Flagging Review Pairs
Work in Progress
Note that this section is still work in progress
One of the first use cases for the feedback data within matrix is to use it as an evaluation dataset
We want to extrac the following granular attributes from orchard feedback dataset:
- Archive Biomedical Reviews - archived pairs which were archived by medical professional due to 'Poor Biomedical Rationale'. This can serve as a negative metric.
- Matrix High Evidence Pairs - promising pairs found using matrix pipeline which are supported by high level of earchived by evidence by medical professional. These can serve as positive metric (however we need to take into account potential model bias)
- Crowd-sourced High Evidence Pairs - promising pairs found through crowd-sourcing which are supported by high level of evidence by medical professional and have high likelihood to be pursued by Every Cure. These can serve as positive metric that's unseen/independent of matrix
- Matrix Mid Evidence Pairs - promising pairs found through crowd-sourcing which are supported by high level of evidence by medical professional however are still discussed on whether they are worth pursuing by Every Cure.
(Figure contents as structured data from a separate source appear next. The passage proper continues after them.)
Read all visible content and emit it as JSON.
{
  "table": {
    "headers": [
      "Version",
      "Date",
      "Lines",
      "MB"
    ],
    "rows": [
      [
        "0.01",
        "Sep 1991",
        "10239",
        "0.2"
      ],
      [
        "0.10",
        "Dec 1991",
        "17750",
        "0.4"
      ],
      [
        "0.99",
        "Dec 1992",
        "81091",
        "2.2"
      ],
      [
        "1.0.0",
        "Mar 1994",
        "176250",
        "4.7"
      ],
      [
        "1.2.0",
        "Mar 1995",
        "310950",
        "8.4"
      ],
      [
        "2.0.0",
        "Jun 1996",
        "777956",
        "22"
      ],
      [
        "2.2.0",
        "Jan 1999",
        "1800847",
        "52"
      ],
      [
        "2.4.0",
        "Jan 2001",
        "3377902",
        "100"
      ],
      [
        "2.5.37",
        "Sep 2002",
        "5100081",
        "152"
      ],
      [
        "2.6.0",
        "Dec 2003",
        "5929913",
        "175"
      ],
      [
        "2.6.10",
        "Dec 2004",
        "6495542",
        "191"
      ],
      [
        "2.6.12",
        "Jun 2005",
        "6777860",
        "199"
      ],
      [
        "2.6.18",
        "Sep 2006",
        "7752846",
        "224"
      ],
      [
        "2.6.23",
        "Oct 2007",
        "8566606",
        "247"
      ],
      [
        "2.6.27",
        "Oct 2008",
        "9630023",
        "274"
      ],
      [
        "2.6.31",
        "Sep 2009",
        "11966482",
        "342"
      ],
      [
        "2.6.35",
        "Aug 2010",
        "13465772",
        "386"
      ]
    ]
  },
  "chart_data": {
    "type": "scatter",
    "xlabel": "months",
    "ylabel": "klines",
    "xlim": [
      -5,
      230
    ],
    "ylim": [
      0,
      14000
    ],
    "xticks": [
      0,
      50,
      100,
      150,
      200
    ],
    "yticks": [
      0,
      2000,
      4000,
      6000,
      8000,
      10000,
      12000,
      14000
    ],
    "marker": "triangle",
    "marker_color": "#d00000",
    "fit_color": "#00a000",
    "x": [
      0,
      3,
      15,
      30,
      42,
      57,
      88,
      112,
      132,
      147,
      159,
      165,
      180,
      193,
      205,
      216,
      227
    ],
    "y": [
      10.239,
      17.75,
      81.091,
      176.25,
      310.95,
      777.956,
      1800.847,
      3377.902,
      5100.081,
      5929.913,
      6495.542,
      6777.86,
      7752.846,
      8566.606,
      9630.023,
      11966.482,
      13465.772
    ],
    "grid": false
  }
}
These can serve as positive metric (however we need to take into account potential model bias).
- Crowd-sourced Mid Evidence Pairs- promising pairs found through crowd-sourcing which are supported by high level of evidence by medical professional however are still discussed on whether they are worth pursuing by Every Cure. These can serve as positive metric that's independent of matrix.
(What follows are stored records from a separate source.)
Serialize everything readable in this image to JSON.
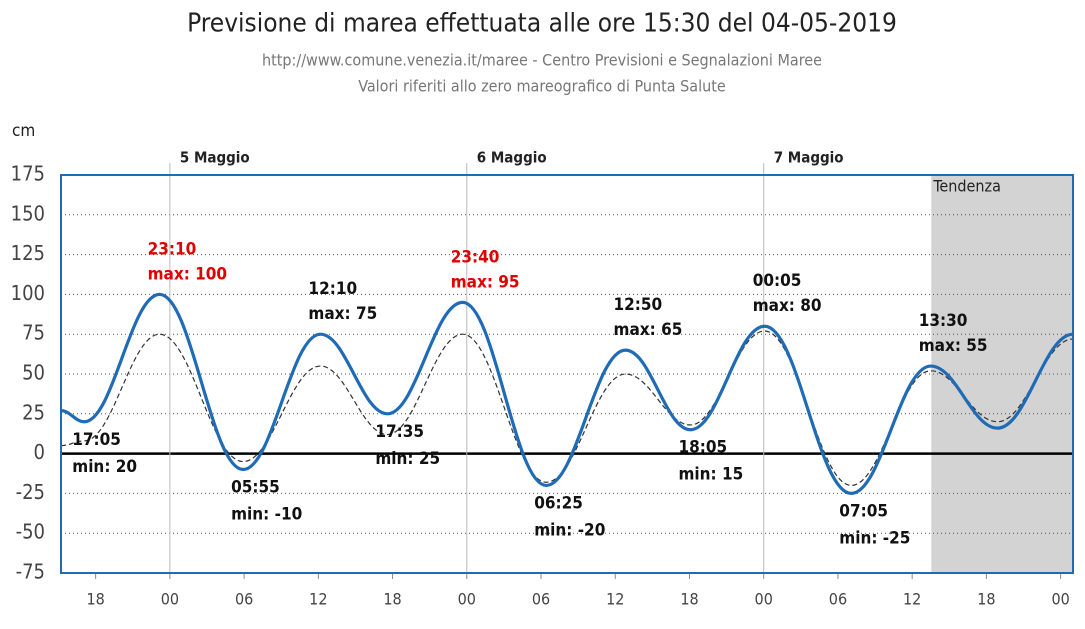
{
  "chart_data": {
    "type": "line",
    "title": "Previsione di marea effettuata alle ore 15:30 del 04-05-2019",
    "subtitle": [
      "http://www.comune.venezia.it/maree - Centro Previsioni e Segnalazioni Maree",
      "Valori riferiti allo zero mareografico di Punta Salute"
    ],
    "y_label": "cm",
    "x": [
      -8.8,
      -6.92,
      -0.83,
      5.92,
      12.17,
      17.58,
      23.67,
      30.42,
      36.83,
      42.08,
      48.08,
      55.08,
      61.5,
      66.9,
      73
    ],
    "series": [
      {
        "color": "#1f6bb5",
        "dashed": false,
        "values": [
          27,
          20,
          100,
          -10,
          75,
          25,
          95,
          -20,
          65,
          15,
          80,
          -25,
          55,
          16,
          75
        ]
      },
      {
        "color": "#333333",
        "dashed": true,
        "values": [
          5,
          8,
          75,
          -5,
          55,
          12,
          75,
          -18,
          50,
          18,
          77,
          -20,
          52,
          20,
          72
        ]
      }
    ],
    "annotations": [
      {
        "time": "17:05",
        "label": "min: 20"
      },
      {
        "time": "23:10",
        "label": "max: 100",
        "color": "#e00000"
      },
      {
        "time": "05:55",
        "label": "min: -10"
      },
      {
        "time": "12:10",
        "label": "max: 75"
      },
      {
        "time": "17:35",
        "label": "min: 25"
      },
      {
        "time": "23:40",
        "label": "max: 95",
        "color": "#e00000"
      },
      {
        "time": "06:25",
        "label": "min: -20"
      },
      {
        "time": "12:50",
        "label": "max: 65"
      },
      {
        "time": "18:05",
        "label": "min: 15"
      },
      {
        "time": "00:05",
        "label": "max: 80"
      },
      {
        "time": "07:05",
        "label": "min: -25"
      },
      {
        "time": "13:30",
        "label": "max: 55"
      }
    ],
    "days": [
      {
        "label": "5 Maggio",
        "x": 0
      },
      {
        "label": "6 Maggio",
        "x": 24
      },
      {
        "label": "7 Maggio",
        "x": 48
      }
    ],
    "trend": {
      "label": "Tendenza",
      "from": 61.55
    },
    "xlim": [
      -8.8,
      73
    ],
    "xticks": [
      {
        "value": -6,
        "label": "18"
      },
      {
        "value": 0,
        "label": "00"
      },
      {
        "value": 6,
        "label": "06"
      },
      {
        "value": 12,
        "label": "12"
      },
      {
        "value": 18,
        "label": "18"
      },
      {
        "value": 24,
        "label": "00"
      },
      {
        "value": 30,
        "label": "06"
      },
      {
        "value": 36,
        "label": "12"
      },
      {
        "value": 42,
        "label": "18"
      },
      {
        "value": 48,
        "label": "00"
      },
      {
        "value": 54,
        "label": "06"
      },
      {
        "value": 60,
        "label": "12"
      },
      {
        "value": 66,
        "label": "18"
      },
      {
        "value": 72,
        "label": "00"
      }
    ],
    "ylim": [
      -75,
      175
    ],
    "yticks": [
      175,
      150,
      125,
      100,
      75,
      50,
      25,
      0,
      -25,
      -50,
      -75
    ],
    "grid": true
  }
}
Each Flag is generated on a conditional basis, using parameters and conditional logic specified in orchard parameters . The schematic diagram below shows the process of how some pairs with Deep Dive status become High Evidence Pairs.

These attributes can be used for model performance monitoring and evaluation. Once these flags are extracted in the integration layer, the identifiers will undergo normalization and then can be ready for mapping to the matrix. The mapping is done similarly how we do it for other evaluation datasets (e.g. clinical trials dataset or standard test set) - for each pair in the matrix, we cross-check whether it's present in the normalized orchard dataset and if that's the case - we generate appropriate flag in the matrix_generation pipeline.